RNA Mango technology is based on the specific binding between the RNA Mango aptamer and a thiazole orange (TO) bi-functional dye. This interaction is characterized by strong affinity (KD ≈ 3 nM) and a ~1000-fold enhancement of dye fluorescence upon binding to the Mango aptamer (fluorescent enhancement FE ≈ 1,100) . The TO dye also has several advantageous properties, including small size, low toxicity, permeability through plasma and nuclear membranes, short intracellular half-life, and tunable spectral properties through structural modifications. TO1-biotin is the standard dye used for RNA Mango experiments, although other variants are also available. RNA Mango enables advanced RNA tracking, visualization, and pull-down applications.

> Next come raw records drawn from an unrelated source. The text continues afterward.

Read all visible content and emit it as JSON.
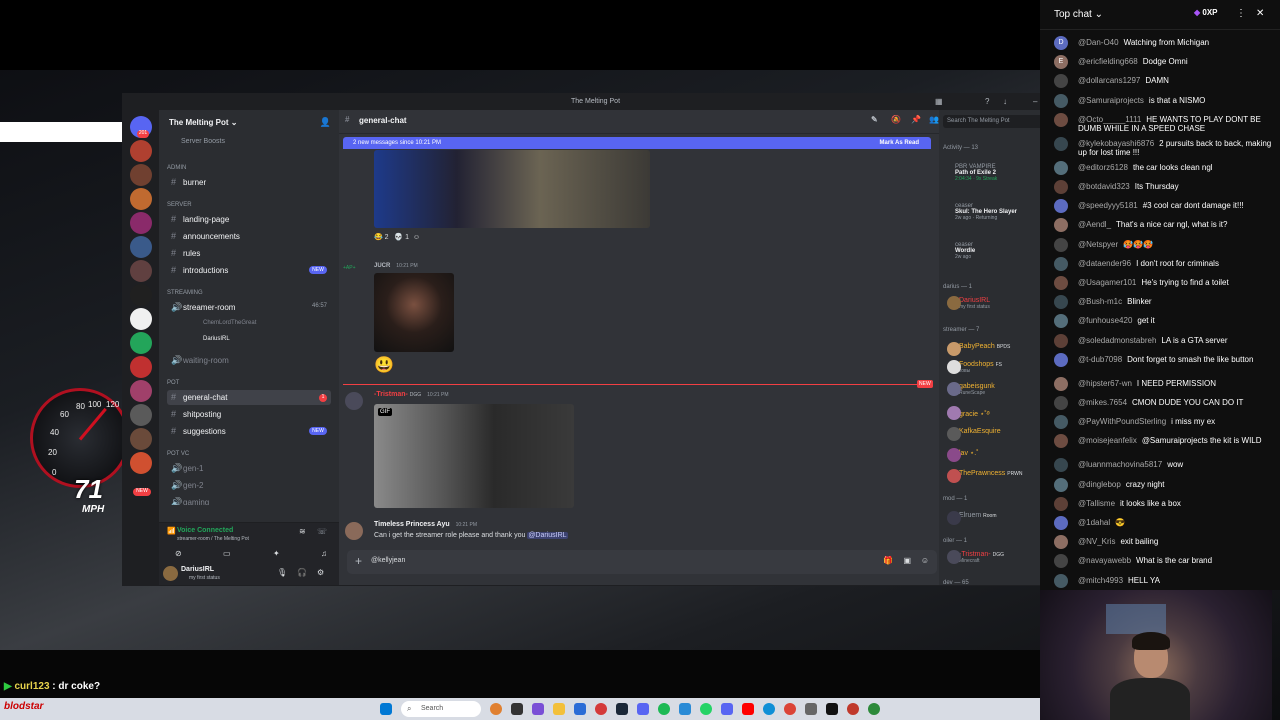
{
  "stream": {
    "speed_value": "71",
    "speed_unit": "MPH",
    "speed_ticks": [
      "60",
      "80",
      "100",
      "120",
      "40",
      "20",
      "0"
    ],
    "overlay_user": "curl123",
    "overlay_text": ": dr coke?",
    "taskbar_label": "blodstar",
    "taskbar_search": "Search"
  },
  "discord": {
    "window_title": "The Melting Pot",
    "guild_name": "The Melting Pot",
    "server_boosts": "Server Boosts",
    "categories": {
      "admin": "ADMIN",
      "server": "server",
      "streaming": "streaming",
      "pot": "pot",
      "pot_vc": "pot vc"
    },
    "channels": {
      "burner": "burner",
      "landing": "landing-page",
      "announcements": "announcements",
      "rules": "rules",
      "introductions": "introductions",
      "streamer_room": "streamer-room",
      "streamer_room_count": "46:57",
      "voice_user1": "ChemLordTheGreat",
      "voice_user2": "DariusIRL",
      "waiting_room": "waiting-room",
      "general_chat": "general-chat",
      "shitposting": "shitposting",
      "suggestions": "suggestions",
      "gen1": "gen-1",
      "gen2": "gen-2",
      "gaming": "gaming"
    },
    "new_label": "NEW",
    "voice_connected": "Voice Connected",
    "voice_location": "streamer-room / The Melting Pot",
    "user_name": "DariusIRL",
    "user_status": "my first status",
    "server_badges": [
      "201",
      "21",
      "2",
      "2",
      "2",
      "21",
      "15",
      "2",
      "33",
      "2",
      "12"
    ],
    "general_unread": "1",
    "channel_title": "general-chat",
    "new_messages_banner": "2 new messages since 10:21 PM",
    "mark_as_read": "Mark As Read",
    "reactions": [
      {
        "emoji": "😂",
        "count": "2"
      },
      {
        "emoji": "💀",
        "count": "1"
      }
    ],
    "msg2_user": "JUCR",
    "msg2_time": "10:21 PM",
    "msg2_side": "+AP+",
    "msg3_user": "-Tristman-",
    "msg3_tag": "DGG",
    "msg3_time": "10:21 PM",
    "gif_label": "GIF",
    "new_divider": "NEW",
    "msg4_user": "Timeless Princess Ayu",
    "msg4_time": "10:21 PM",
    "msg4_text": "Can i get the streamer role please and thank you",
    "msg4_mention": "@DariusIRL",
    "composer_text": "@kellyjean",
    "search_placeholder": "Search The Melting Pot",
    "activity_header": "Activity — 13",
    "activities": [
      {
        "user": "PBR VAMPIRE",
        "game": "Path of Exile 2",
        "meta": "2:04:34 · 9x Streak"
      },
      {
        "user": "ceaser",
        "game": "Skul: The Hero Slayer",
        "meta": "2w ago · Returning"
      },
      {
        "user": "ceaser",
        "game": "Wordle",
        "meta": "2w ago"
      }
    ],
    "member_groups": {
      "darius": "darius — 1",
      "streamer": "streamer — 7",
      "mod": "mod — 1",
      "oiler": "oiler — 1",
      "dev": "dev — 65"
    },
    "members": {
      "darius": {
        "name": "DariusIRL",
        "sub": "my first status"
      },
      "streamers": [
        {
          "name": "BabyPeach",
          "tag": "BPDS",
          "sub": ""
        },
        {
          "name": "Foodshops",
          "tag": "FS",
          "sub": "ковы"
        },
        {
          "name": "gabeisgunk",
          "tag": "",
          "sub": "RuneScape"
        },
        {
          "name": "gracie ⋆˚࿔",
          "tag": "",
          "sub": ""
        },
        {
          "name": "KafkaEsquire",
          "tag": "",
          "sub": ""
        },
        {
          "name": "lav ⋆.˚",
          "tag": "",
          "sub": ""
        },
        {
          "name": "ThePrawncess",
          "tag": "PRWN",
          "sub": ""
        }
      ],
      "mod": {
        "name": "Elruem",
        "tag": "Room"
      },
      "oiler": {
        "name": "-Tristman-",
        "tag": "DGG",
        "sub": "Minecraft"
      }
    }
  },
  "livechat": {
    "header": "Top chat",
    "xp": "0XP",
    "messages": [
      {
        "av": "D",
        "user": "@Dan-O40",
        "text": "Watching from Michigan"
      },
      {
        "av": "E",
        "user": "@ericfielding668",
        "text": "Dodge Omni"
      },
      {
        "av": "",
        "user": "@dollarcans1297",
        "text": "DAMN"
      },
      {
        "av": "",
        "user": "@Samuraiprojects",
        "text": "is that a NISMO"
      },
      {
        "av": "",
        "user": "@Octo_____1111",
        "text": "HE WANTS TO PLAY DONT BE DUMB WHILE IN A SPEED CHASE"
      },
      {
        "av": "",
        "user": "@kylekobayashi6876",
        "text": "2 pursuits back to back, making up for lost time !!!"
      },
      {
        "av": "",
        "user": "@editorz6128",
        "text": "the car looks clean ngl"
      },
      {
        "av": "",
        "user": "@botdavid323",
        "text": "Its Thursday"
      },
      {
        "av": "",
        "user": "@speedyyy5181",
        "text": "#3 cool car dont damage it!!!"
      },
      {
        "av": "",
        "user": "@Aendl_",
        "text": "That's a nice car ngl, what is it?"
      },
      {
        "av": "",
        "user": "@Netspyer",
        "text": "🥵🥵🥵"
      },
      {
        "av": "",
        "user": "@dataender96",
        "text": "I don't root for criminals"
      },
      {
        "av": "",
        "user": "@Usagamer101",
        "text": "He's trying to find a toilet"
      },
      {
        "av": "",
        "user": "@Bush-m1c",
        "text": "Blinker"
      },
      {
        "av": "",
        "user": "@funhouse420",
        "text": "get it"
      },
      {
        "av": "",
        "user": "@soledadmonstabreh",
        "text": "LA is a GTA server"
      },
      {
        "av": "",
        "user": "@t-dub7098",
        "text": "Dont forget to smash the like button"
      },
      {
        "av": "",
        "user": "@hipster67-wn",
        "text": "I NEED PERMISSION"
      },
      {
        "av": "",
        "user": "@mikes.7654",
        "text": "CMON DUDE YOU CAN DO IT"
      },
      {
        "av": "",
        "user": "@PayWithPoundSterling",
        "text": "i miss my ex"
      },
      {
        "av": "",
        "user": "@moisejeanfelix",
        "text": "@Samuraiprojects the kit is WILD"
      },
      {
        "av": "",
        "user": "@luannmachovina5817",
        "text": "wow"
      },
      {
        "av": "",
        "user": "@dinglebop",
        "text": "crazy night"
      },
      {
        "av": "",
        "user": "@Tallisme",
        "text": "it looks like a box"
      },
      {
        "av": "",
        "user": "@1dahal",
        "text": "😎"
      },
      {
        "av": "",
        "user": "@NV_Kris",
        "text": "exit bailing"
      },
      {
        "av": "",
        "user": "@navayawebb",
        "text": "What is the car brand"
      },
      {
        "av": "",
        "user": "@mitch4993",
        "text": "HELL YA"
      }
    ]
  },
  "colors": {
    "blurple": "#5865f2",
    "discord_bg": "#313338",
    "red": "#f23f43",
    "green": "#23a55a",
    "streamer_gold": "#f0b232"
  }
}
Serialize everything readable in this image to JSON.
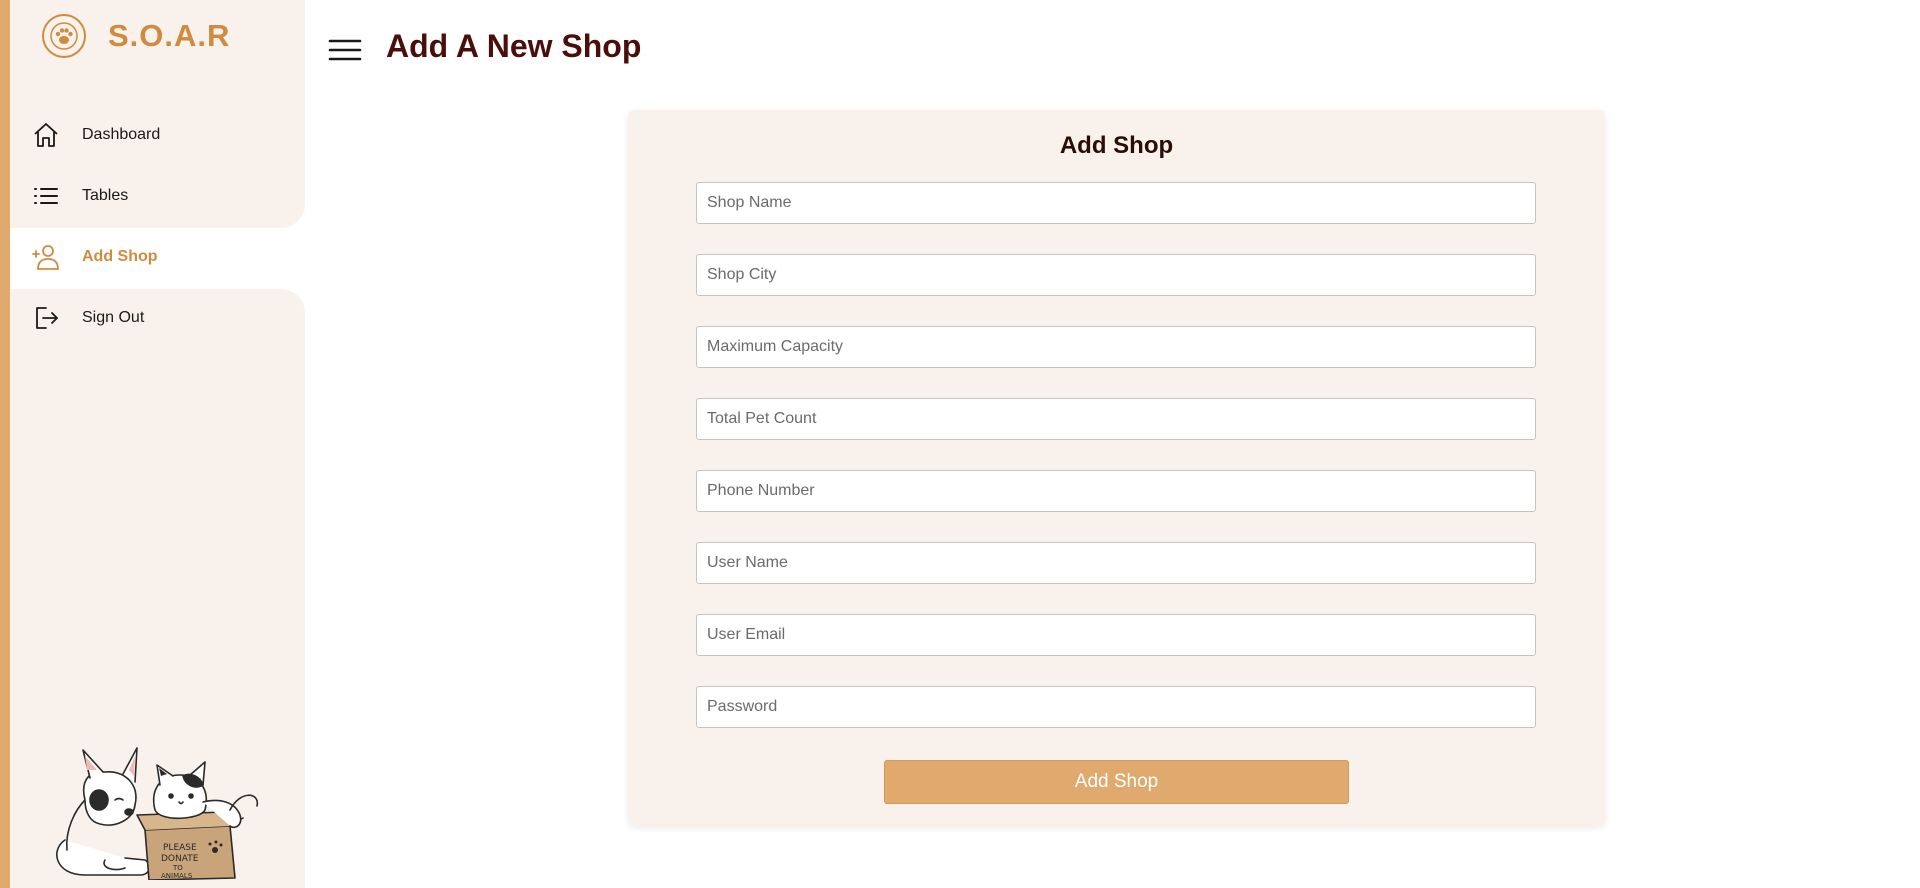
{
  "brand": {
    "name": "S.O.A.R"
  },
  "sidebar": {
    "items": [
      {
        "label": "Dashboard",
        "icon": "home-icon"
      },
      {
        "label": "Tables",
        "icon": "list-icon"
      },
      {
        "label": "Add Shop",
        "icon": "add-user-icon",
        "active": true
      },
      {
        "label": "Sign Out",
        "icon": "sign-out-icon"
      }
    ],
    "illustration_text": "PLEASE DONATE TO ANIMALS"
  },
  "header": {
    "title": "Add A New Shop"
  },
  "form": {
    "title": "Add Shop",
    "fields": [
      {
        "placeholder": "Shop Name",
        "value": ""
      },
      {
        "placeholder": "Shop City",
        "value": ""
      },
      {
        "placeholder": "Maximum Capacity",
        "value": ""
      },
      {
        "placeholder": "Total Pet Count",
        "value": ""
      },
      {
        "placeholder": "Phone Number",
        "value": ""
      },
      {
        "placeholder": "User Name",
        "value": ""
      },
      {
        "placeholder": "User Email",
        "value": ""
      },
      {
        "placeholder": "Password",
        "value": ""
      }
    ],
    "submit_label": "Add Shop"
  },
  "colors": {
    "accent": "#e0a96d",
    "brand": "#d08b3e",
    "sidebar_bg": "#f9f1eb",
    "title": "#4a0f0a"
  }
}
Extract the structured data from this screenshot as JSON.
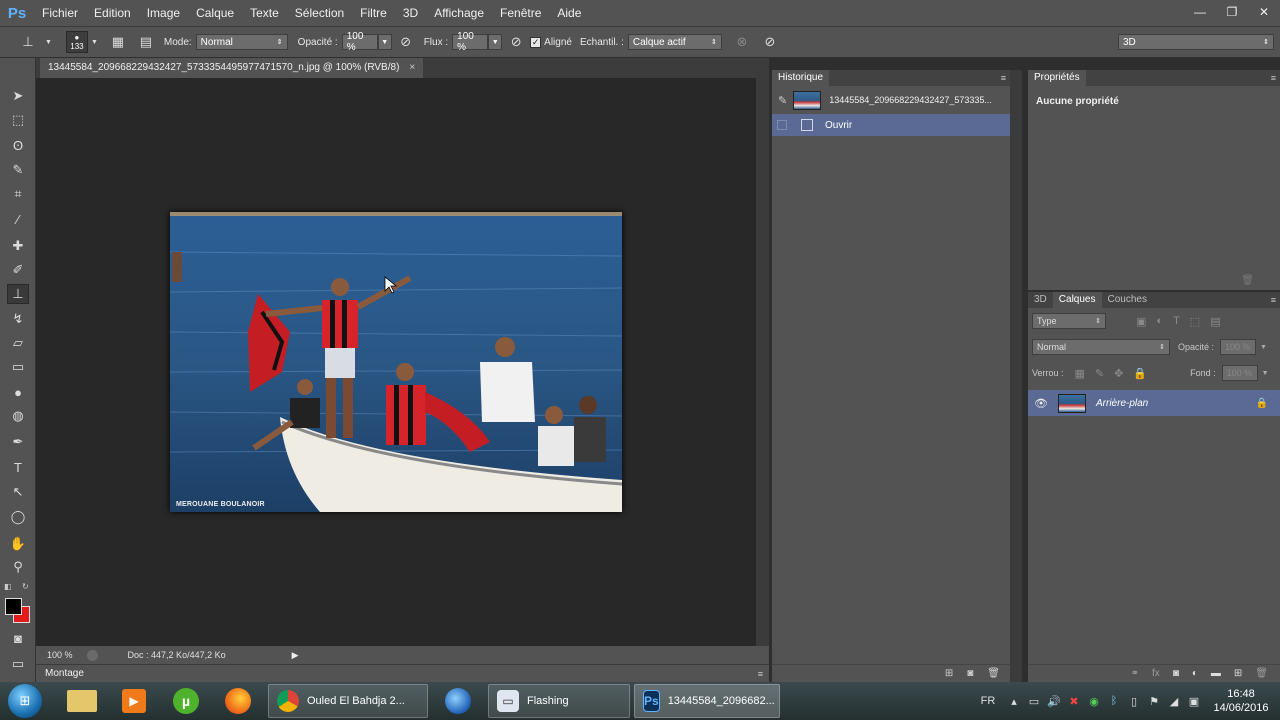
{
  "app": {
    "logo": "Ps"
  },
  "menu": [
    "Fichier",
    "Edition",
    "Image",
    "Calque",
    "Texte",
    "Sélection",
    "Filtre",
    "3D",
    "Affichage",
    "Fenêtre",
    "Aide"
  ],
  "window_controls": {
    "minimize": "—",
    "restore": "❐",
    "close": "✕"
  },
  "options": {
    "brush_size": "133",
    "mode_label": "Mode:",
    "mode_value": "Normal",
    "opacity_label": "Opacité :",
    "opacity_value": "100 %",
    "flux_label": "Flux :",
    "flux_value": "100 %",
    "aligned_label": "Aligné",
    "sample_label": "Echantil. :",
    "sample_value": "Calque actif",
    "workspace_value": "3D"
  },
  "document": {
    "tab_title": "13445584_20966822943​2427_5733354495977471570_n.jpg @ 100% (RVB/8)",
    "tab_close": "×",
    "watermark": "MEROUANE BOULANOIR",
    "zoom": "100 %",
    "doc_info": "Doc : 447,2 Ko/447,2 Ko"
  },
  "mini_bridge": {
    "label": "Montage"
  },
  "history": {
    "tab": "Historique",
    "snapshot_name": "13445584_209668229432427_573335...",
    "steps": [
      "Ouvrir"
    ]
  },
  "properties": {
    "tab": "Propriétés",
    "body": "Aucune propriété"
  },
  "layers": {
    "tabs": [
      "3D",
      "Calques",
      "Couches"
    ],
    "filter_label": "Type",
    "blend_mode": "Normal",
    "opacity_label": "Opacité :",
    "opacity_value": "100 %",
    "lock_label": "Verrou :",
    "fill_label": "Fond :",
    "fill_value": "100 %",
    "items": [
      {
        "name": "Arrière-plan",
        "visible": true,
        "locked": true
      }
    ]
  },
  "taskbar": {
    "apps": [
      {
        "label": "Ouled El Bahdja 2...",
        "icon": "chrome-icon"
      },
      {
        "label": "Flashing",
        "icon": "video-icon"
      },
      {
        "label": "13445584_2096682...",
        "icon": "photoshop-icon"
      }
    ],
    "language": "FR",
    "time": "16:48",
    "date": "14/06/2016"
  },
  "colors": {
    "chrome": "#535353",
    "canvas": "#282828",
    "selection": "#5a6a94",
    "foreground": "#000000",
    "background": "#e31b1b"
  }
}
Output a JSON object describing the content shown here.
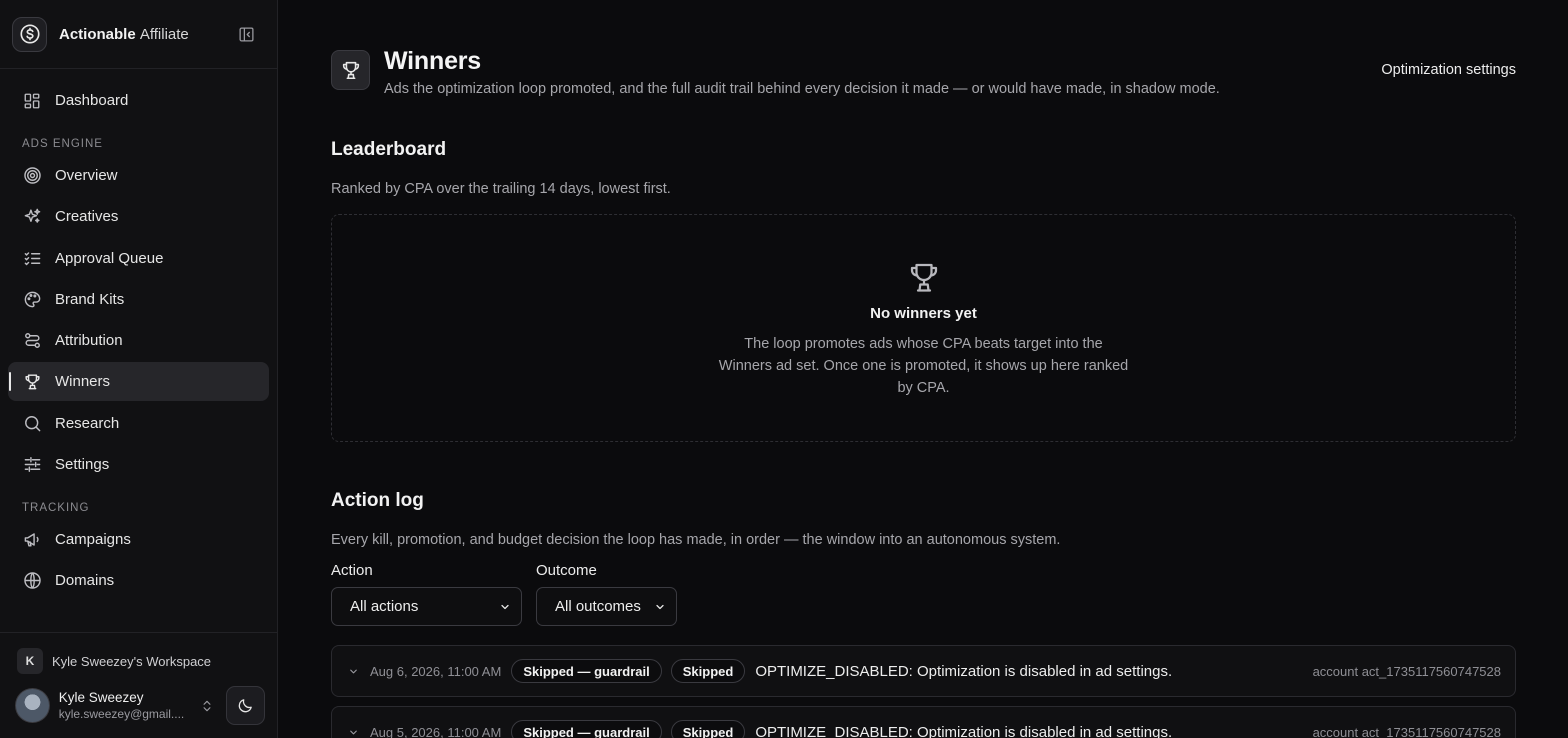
{
  "brand": {
    "name_bold": "Actionable",
    "name_light": "Affiliate"
  },
  "nav": {
    "dashboard": "Dashboard",
    "section_ads": "ADS ENGINE",
    "ads_items": [
      "Overview",
      "Creatives",
      "Approval Queue",
      "Brand Kits",
      "Attribution",
      "Winners",
      "Research",
      "Settings"
    ],
    "section_tracking": "TRACKING",
    "tracking_items": [
      "Campaigns",
      "Domains"
    ]
  },
  "workspace": {
    "initial": "K",
    "name": "Kyle Sweezey's Workspace"
  },
  "user": {
    "name": "Kyle Sweezey",
    "email": "kyle.sweezey@gmail...."
  },
  "header": {
    "title": "Winners",
    "subtitle": "Ads the optimization loop promoted, and the full audit trail behind every decision it made — or would have made, in shadow mode.",
    "settings_link": "Optimization settings"
  },
  "leaderboard": {
    "title": "Leaderboard",
    "description": "Ranked by CPA over the trailing 14 days, lowest first.",
    "empty_title": "No winners yet",
    "empty_desc": "The loop promotes ads whose CPA beats target into the Winners ad set. Once one is promoted, it shows up here ranked by CPA."
  },
  "action_log": {
    "title": "Action log",
    "description": "Every kill, promotion, and budget decision the loop has made, in order — the window into an autonomous system.",
    "filter_action_label": "Action",
    "filter_action_value": "All actions",
    "filter_outcome_label": "Outcome",
    "filter_outcome_value": "All outcomes",
    "rows": [
      {
        "date": "Aug 6, 2026, 11:00 AM",
        "action": "Skipped — guardrail",
        "outcome": "Skipped",
        "message": "OPTIMIZE_DISABLED: Optimization is disabled in ad settings.",
        "account": "account act_1735117560747528"
      },
      {
        "date": "Aug 5, 2026, 11:00 AM",
        "action": "Skipped — guardrail",
        "outcome": "Skipped",
        "message": "OPTIMIZE_DISABLED: Optimization is disabled in ad settings.",
        "account": "account act_1735117560747528"
      }
    ]
  }
}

Although RNA-based tools have historically lagged behind DNA and protein technologies, RNA Mango provides a powerful approach for studying RNA function in cells. It was developed by researchers including Dr. Peter Unrau of Simon Fraser University. Transcription reactions are typically performed using T7 RNA polymerase in optimized buffer conditions, with TO1-3PEG-biotin dye and appropriate nucleotide concentrations. Samples may include negative controls, DNA templates for transcription, or positive control RNA. Fluorescence is visualized under blue light, often recorded and analyzed for signal enhancement.